STORM LAKE – A summer road trip planted the seed for a cross-curricular project and partnership between Storm Lake St. Mary School and Buena Vista University.

While St. Mary’s fourth grade educator, Kaye Otto, and her husband, Gerrid, were on a summer road trip to Tennessee last summer, she was constantly brainstorming how to take advantage of their presence in several states and apply that to her classroom. She looked down.


Otto wanted to develop an interesting project that involved each of the 50 states and widen that out to encompass several disciplines for her students.


She gathered the first miniature hotel shampoo bottle filled with soil across the state line in Tennessee and pledged to collect as many samples as she could from each state once the school year began.

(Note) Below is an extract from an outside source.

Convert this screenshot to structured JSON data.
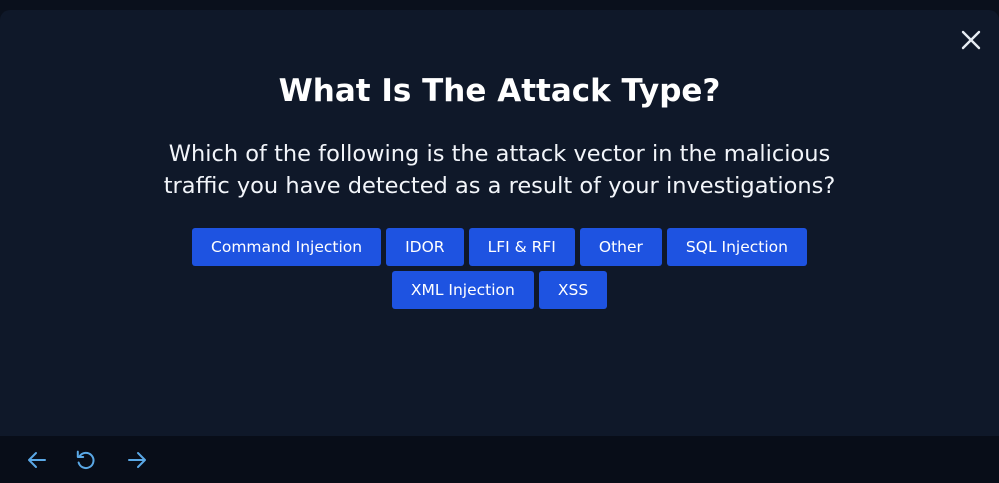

Once the 2014-15 school year began and the intent was discussed with her class, students took it upon themselves to reach out to friends and family who either lived in other states or were traveling, in order to cover each state. Students wrote letters, made calls, and soon packages began to arrive in homes and the school mailbox throughout the year, along with well-wishes, stories and background information about where the soil was collected.

Otto said some samples came from “famous” people, like the Duck Dynasty television show that sent each of the students a signed photographed copy of their cast and crew. They also received additional resources like the water sample received from the Gulf of Mexico, and soil from places of interest like the Dole Pineapple Plantation in Hawaii. Some simply came from back yards from people famous to that student.

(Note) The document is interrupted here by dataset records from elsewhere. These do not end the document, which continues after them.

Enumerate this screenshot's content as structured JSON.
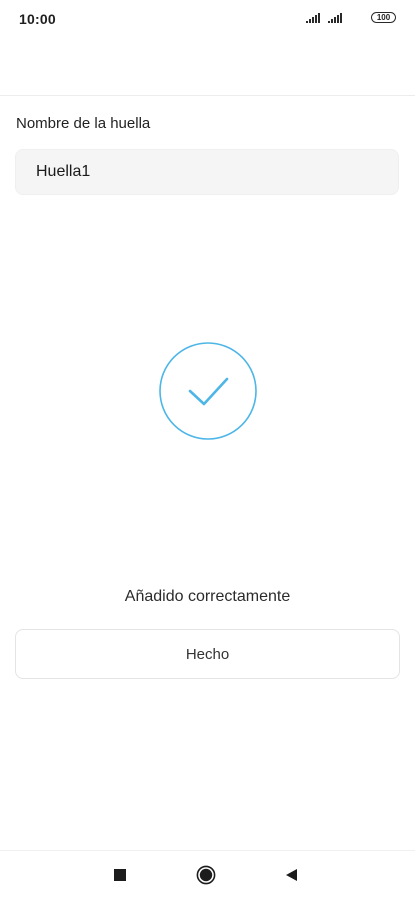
{
  "status_bar": {
    "time": "10:00",
    "battery": "100",
    "icons": [
      "signal-icon",
      "signal-icon",
      "battery-icon"
    ]
  },
  "form": {
    "label": "Nombre de la huella",
    "input_value": "Huella1"
  },
  "result": {
    "icon": "checkmark-circle-icon",
    "message": "Añadido correctamente"
  },
  "actions": {
    "done_label": "Hecho"
  },
  "nav_bar": {
    "icons": [
      "recent-apps-icon",
      "home-icon",
      "back-icon"
    ]
  },
  "colors": {
    "accent": "#4db6e6",
    "input_background": "#f5f5f5"
  }
}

By the end of April, the students had a soil sample from each state except Rhode Island, but that sample is coming from former Storm Lake residents Keith and Kristin Betts and their daughters who had attended St. Mary School.

Throughout the year, the students studied facts about natural resources, crop production, and each state as they collected the samples. What to do with all of the plastic bags and boxes of dirt? Study them!

Otto contacted Dr. Melinda Coogan, associate professor of biology at Buena Vista University about a joint project where the fourth graders would conduct scientific studies of their soils with the college students.

Coogan arranged with Bonnie Keller, BVU SCATE Advisor, (Students Concerned About Tomorrow’s Environment) for the student organization to help St. Mary’s students examine the soil, separate it into its components, determine Ph levels, and measure and record data. The students were able to test samples from each of the five regions of the United States, making their own selections of which states to test.

What did they discover?

Bethany Pariseau reported Alaska’s test results showed more sand than Hawaii.

“Mississippi soil feels soft without water, but gritty with water added,” noted Trihn Tran.

Lydia Tadesse pointed out Texas dirt was super rocky and not good for crop production.

The best type of soil to grow crops in?

John Heitman and Sydney Hurd concurred the answer was Iowa: medium acidity, a good combination of silt, sand and clay and loamy.